Imagine that, a progressive and conservative somewhat agreeing on basic principles regarding the future of the housing finance. What next, a Congressional budget agreement?

Mr. Wallison and I have common ground on three basic points. First, we agree that markets are not self-regulating. This agreement is refreshing, since many conservatives express a blind faith in the invisible hand theory of Adam Smith and the idea that companies should be allowed to regulate themselves. As Mr. Wallison states, predatory lending is a “disgraceful practice that should be stamped out.”

He also points out that irresponsible lending, even when it doesn’t fall under a formal definition of “predatory lending,” should also be reined in. Responsible lending rules should apply to institutions regardless of whether they are private or government.

Stated otherwise, FHA, Fannie Mae, Freddie Mac, and Wall Street should be held to the same lending standard. Again, agreement.

Second, we agree that the litmus test for whether certain products should be allowed in the markets is not whether they are profitable for corporations that sell them but rather whether they are safe and reliable for their customers.

Third, Mr. Wallison and I agree that both downpayment and credit history are important. However, I believe that the probability of a loan failing does not depend on those factors in isolation.

Quality underwriting takes into account the complex interactions of many risk factors involved in originating a loan. Loan product, verification of borrower application information, interest rate, repayment terms, income, assets, debt outstanding, employment history, and other factors are at least as important.

What’s more, overreliance on individual factors such as high down payment can unnecessarily bar millions of families from mortgage credit due to a lack of wealth rather than their ability or willingness to repay a loan.

For these reasons, financial firms must be allowed some flexibility to develop responsible loan products to meet the needs of a diverse American population. Stated otherwise, and as most conservatives would likely agree, over-regulation of the markets can be as unhealthy as under-regulation.

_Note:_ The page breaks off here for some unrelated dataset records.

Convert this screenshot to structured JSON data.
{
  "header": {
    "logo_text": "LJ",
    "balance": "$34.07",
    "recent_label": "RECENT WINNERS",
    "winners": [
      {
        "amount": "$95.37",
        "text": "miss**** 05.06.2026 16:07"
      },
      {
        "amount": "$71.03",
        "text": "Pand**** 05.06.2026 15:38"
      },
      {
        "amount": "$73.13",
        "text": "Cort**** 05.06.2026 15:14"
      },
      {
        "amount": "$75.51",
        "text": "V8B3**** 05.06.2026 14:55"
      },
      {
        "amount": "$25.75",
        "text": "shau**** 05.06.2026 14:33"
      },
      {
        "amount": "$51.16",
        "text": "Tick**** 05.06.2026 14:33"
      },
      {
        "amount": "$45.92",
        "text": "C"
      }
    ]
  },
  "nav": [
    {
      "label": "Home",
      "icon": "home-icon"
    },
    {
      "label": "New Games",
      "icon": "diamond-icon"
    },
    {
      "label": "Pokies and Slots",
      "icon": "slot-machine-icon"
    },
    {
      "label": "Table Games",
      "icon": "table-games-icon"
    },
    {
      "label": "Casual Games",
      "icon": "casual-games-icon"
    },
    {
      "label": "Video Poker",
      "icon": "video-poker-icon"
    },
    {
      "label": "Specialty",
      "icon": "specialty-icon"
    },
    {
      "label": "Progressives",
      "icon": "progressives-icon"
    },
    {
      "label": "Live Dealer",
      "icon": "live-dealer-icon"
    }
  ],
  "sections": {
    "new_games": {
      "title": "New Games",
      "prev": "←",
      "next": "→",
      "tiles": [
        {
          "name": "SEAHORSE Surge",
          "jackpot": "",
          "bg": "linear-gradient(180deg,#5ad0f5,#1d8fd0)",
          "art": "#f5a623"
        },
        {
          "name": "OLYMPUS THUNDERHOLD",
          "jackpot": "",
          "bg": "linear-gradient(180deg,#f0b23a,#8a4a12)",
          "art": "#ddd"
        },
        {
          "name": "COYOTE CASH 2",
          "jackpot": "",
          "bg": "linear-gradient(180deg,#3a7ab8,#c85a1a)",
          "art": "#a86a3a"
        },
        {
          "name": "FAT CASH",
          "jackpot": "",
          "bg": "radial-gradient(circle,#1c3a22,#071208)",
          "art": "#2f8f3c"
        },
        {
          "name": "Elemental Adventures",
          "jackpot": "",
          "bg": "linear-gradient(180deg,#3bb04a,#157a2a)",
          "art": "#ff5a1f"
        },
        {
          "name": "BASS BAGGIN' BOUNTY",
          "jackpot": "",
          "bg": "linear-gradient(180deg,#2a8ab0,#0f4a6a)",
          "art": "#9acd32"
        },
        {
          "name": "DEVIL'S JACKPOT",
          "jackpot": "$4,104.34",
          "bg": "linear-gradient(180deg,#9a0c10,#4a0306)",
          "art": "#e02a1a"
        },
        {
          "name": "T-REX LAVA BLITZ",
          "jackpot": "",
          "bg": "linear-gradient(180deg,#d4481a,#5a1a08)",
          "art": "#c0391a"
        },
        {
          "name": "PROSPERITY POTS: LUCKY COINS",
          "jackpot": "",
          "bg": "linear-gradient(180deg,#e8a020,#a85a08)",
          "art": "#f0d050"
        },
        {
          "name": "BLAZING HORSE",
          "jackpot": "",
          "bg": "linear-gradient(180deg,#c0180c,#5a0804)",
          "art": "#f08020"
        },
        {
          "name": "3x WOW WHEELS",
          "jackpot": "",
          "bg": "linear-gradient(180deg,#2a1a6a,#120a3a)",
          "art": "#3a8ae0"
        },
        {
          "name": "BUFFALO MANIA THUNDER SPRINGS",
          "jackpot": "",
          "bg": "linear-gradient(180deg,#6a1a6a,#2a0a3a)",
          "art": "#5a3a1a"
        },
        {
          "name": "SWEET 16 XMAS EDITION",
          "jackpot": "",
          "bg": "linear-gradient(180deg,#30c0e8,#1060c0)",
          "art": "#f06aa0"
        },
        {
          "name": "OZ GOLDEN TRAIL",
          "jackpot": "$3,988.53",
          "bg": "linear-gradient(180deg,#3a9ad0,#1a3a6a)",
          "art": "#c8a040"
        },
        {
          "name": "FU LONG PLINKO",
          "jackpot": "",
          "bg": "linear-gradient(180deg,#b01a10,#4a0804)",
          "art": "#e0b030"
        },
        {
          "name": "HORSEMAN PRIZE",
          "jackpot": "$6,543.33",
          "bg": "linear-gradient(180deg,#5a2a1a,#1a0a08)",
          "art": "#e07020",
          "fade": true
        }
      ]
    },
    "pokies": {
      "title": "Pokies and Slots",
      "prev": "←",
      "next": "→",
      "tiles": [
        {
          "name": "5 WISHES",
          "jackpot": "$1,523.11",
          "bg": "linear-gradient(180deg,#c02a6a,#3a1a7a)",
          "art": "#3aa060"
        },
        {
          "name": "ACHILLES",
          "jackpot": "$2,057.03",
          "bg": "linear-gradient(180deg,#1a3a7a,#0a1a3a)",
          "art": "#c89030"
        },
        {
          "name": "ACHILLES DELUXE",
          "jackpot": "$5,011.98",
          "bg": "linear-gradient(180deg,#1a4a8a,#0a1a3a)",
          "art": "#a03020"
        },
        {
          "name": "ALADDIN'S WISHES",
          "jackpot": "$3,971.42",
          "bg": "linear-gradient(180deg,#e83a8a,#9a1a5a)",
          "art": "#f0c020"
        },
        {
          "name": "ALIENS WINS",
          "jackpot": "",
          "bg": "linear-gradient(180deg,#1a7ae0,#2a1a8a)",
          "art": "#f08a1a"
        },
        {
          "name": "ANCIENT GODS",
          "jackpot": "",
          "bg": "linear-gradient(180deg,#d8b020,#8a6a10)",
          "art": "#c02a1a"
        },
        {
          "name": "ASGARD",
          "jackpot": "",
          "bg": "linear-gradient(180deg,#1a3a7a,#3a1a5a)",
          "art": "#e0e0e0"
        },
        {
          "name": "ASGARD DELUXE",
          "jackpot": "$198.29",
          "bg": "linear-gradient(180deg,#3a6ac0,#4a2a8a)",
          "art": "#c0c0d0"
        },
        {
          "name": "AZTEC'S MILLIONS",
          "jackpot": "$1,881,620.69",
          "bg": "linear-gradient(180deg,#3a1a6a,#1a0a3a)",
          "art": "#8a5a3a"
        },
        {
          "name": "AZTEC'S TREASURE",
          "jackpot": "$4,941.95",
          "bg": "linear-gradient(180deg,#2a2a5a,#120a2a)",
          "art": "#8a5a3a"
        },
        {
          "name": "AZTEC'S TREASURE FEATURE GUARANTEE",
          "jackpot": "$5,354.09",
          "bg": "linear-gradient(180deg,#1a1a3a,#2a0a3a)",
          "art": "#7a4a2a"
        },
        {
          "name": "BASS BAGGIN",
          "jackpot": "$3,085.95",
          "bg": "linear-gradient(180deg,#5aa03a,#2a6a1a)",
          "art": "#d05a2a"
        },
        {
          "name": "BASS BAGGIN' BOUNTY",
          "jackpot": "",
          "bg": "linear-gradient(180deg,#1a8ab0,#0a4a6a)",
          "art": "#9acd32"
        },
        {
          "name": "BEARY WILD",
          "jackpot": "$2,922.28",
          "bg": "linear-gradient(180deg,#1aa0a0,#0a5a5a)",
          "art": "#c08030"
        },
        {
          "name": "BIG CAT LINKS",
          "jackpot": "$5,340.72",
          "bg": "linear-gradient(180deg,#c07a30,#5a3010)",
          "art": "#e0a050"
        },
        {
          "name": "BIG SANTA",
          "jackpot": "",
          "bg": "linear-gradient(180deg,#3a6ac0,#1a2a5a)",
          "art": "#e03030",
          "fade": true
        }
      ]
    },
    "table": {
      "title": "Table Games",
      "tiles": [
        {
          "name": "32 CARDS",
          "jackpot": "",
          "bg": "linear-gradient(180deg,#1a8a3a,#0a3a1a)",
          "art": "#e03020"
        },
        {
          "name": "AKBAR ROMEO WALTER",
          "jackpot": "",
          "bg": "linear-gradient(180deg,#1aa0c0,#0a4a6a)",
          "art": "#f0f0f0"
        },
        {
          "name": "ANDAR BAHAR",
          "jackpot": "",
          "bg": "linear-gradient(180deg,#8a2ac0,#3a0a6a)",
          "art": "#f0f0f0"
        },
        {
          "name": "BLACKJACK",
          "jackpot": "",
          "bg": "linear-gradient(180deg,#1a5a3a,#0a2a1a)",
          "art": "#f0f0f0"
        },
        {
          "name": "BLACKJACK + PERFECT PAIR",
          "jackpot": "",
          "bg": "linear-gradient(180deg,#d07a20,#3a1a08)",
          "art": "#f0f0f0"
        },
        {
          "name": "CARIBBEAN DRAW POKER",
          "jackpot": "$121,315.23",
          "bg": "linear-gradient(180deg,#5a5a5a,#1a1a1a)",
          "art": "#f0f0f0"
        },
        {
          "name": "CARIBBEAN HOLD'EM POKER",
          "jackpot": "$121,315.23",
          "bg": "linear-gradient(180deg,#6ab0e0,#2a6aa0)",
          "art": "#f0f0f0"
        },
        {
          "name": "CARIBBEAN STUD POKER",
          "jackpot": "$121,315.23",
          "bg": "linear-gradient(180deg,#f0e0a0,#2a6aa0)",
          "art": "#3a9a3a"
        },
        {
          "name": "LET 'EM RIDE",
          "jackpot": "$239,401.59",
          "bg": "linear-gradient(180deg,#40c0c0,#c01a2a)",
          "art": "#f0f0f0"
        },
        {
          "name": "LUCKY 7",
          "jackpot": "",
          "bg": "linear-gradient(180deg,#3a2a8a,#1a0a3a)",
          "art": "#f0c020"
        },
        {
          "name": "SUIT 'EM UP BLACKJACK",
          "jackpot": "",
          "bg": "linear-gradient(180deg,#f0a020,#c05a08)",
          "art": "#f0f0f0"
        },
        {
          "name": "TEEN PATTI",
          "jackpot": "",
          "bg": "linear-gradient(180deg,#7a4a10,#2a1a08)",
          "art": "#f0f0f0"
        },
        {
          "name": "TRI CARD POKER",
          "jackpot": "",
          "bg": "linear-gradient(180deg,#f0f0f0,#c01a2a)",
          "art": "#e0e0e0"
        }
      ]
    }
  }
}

Mr. Wallison also expresses concerns about the losses at FHA. But there are lots of ways to reduce loan losses without resulting to the blunt instrument of high downpayments. Mr. Wallison’s own American Enterprise Institute colleague, Mr. Ed Pinto, has noted that losses on FHA loans could potentially be reduced through a host of procedural improvements related to the manner in which FHA underwrites loans.

Mr. Wallison and I will continue to disagree about the roles of FHA and Fannie Mae and Freddie Mac in the collapse of the housing market. Mr. Wallison argues that FHA’s reckless behavior was a major contributor. But FHA’s share of the mortgage market at the height of the housing bubble was less than three percent of the market, suggesting it is simply not possible for the FHA to have been a major contributor to 2007 housing market collapse.

The losses at FHA are coming largely from loans insured after the crisis began, at the time when the FHA was ramping up its business to compensate for the virtual collapse of the private loan market; a disproportionate portion of these losses stemmed from the seller-funded loan program that ended in 2009.

Similarly, while Fannie Mae and Freddie Mac experienced losses as a result of purchasing bonds from, Wall Street that were backed by subprime loans (and I agree with Mr. Wallison that Fannie and Freddie should not have been allowed to purchase these bonds any more than Wall Street should have been permitted to securitize them), they were hardly the leading institutions that drove the housing market’s collapse.

Wall Street’s securitizations experienced a failure rate six times greater than loans securitized by the GSEs. Even the most risky loans purchased by the GSEs had a failure rate of about 11 percent relative to the subprime loan failure rate of nearly 30%.

This exchange of views has been productive. If conservatives and progressives exchange ideas and perspectives respectfully, we could together design a housing finance system that serves all Americans equitably and in a safe and responsible manner.

Jim Carr is a Senior Fellow with the Center for American Progress and Distinguished Fellow with the Opportunity Agenda.